A new film by Gina Kim, assistant professor at the UCLA School of Theater, Film and Television, hit the big screen in China last week, opening on Friday, Aug. 26 at 3,200 film venues — one out of every 10 in that country. The co-produced film is the first Korean-directed feature to be granted a wide release in China, following a 2015 free trade agreement between South Korea and China. Final Recipe is the most recent of Kim's five feature-length films, which have garnered critical acclaim internationally.

Kim — a writer, director and producer — embarked on Final Recipe with an ambitious vision: to broaden the horizon of an international co-production, using an English-language script and transnational cast to emphasize the film's global appeal.

The story of a young man who travels from Singapore to Shanghai, determined to save his family's restaurant by entering a prestigious cooking competition, Final Recipe was the opening film in the Culinary Cinema sections of the Berlin and San Sebastian international film festivals, and the opening film for the Hawaii International Film Festival and the USA Film Festival. 

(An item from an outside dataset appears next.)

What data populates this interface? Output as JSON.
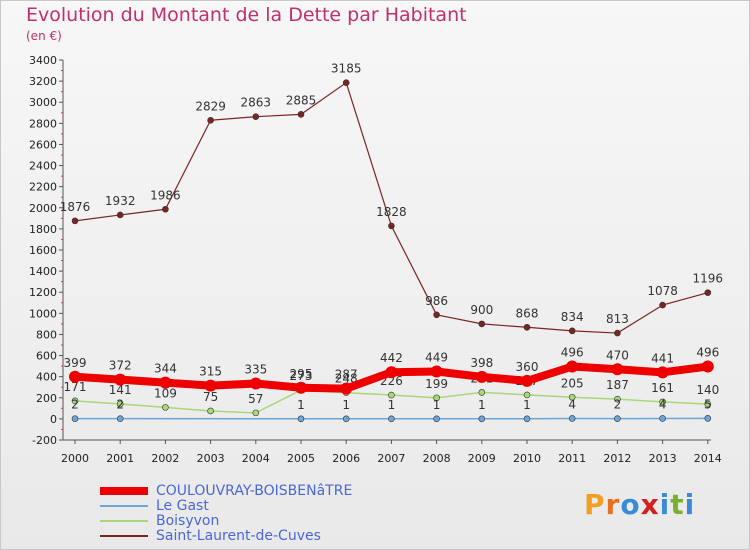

The film's actors, including leads Michelle Yeoh (Crouching Tiger, Hidden Dragon) and Henry Lau (from pop group Super Junior M) were drawn from all parts of Asia including China, Japan, South Korea, Singapore and Thailand, as were the film's below-the-line crew. Although Final Recipe is aimed at a pan-Asian market, the film was shot in English, adding to its universal appeal. Filming took place in Shanghai, Seoul and Bangkok.

"I wanted the locations and cultural details to be authentic," says Kim, who teaches production in UCLA TFT's Department of Film, Television and Digital Media. "But at the level of language, we had to have a plausible story despite the fact that the pan-Asian world encompasses a multitude of languages and dialects. In the end, we developed the story around the fact that when Asians from different cultures meet and communicate, the lingua franca is English."

Final Recipe will open next in German-language territories around the world, as well as in Italy, South Korea, Spain, Switzerland, the former Yugoslavia, Latin America, the Middle East and the United States.

"The film marks an evolution in my creative work as director," Kim says, adding that the production is "a new way of thinking about the making and distribution of transnational cinema in my role as a writer and producer."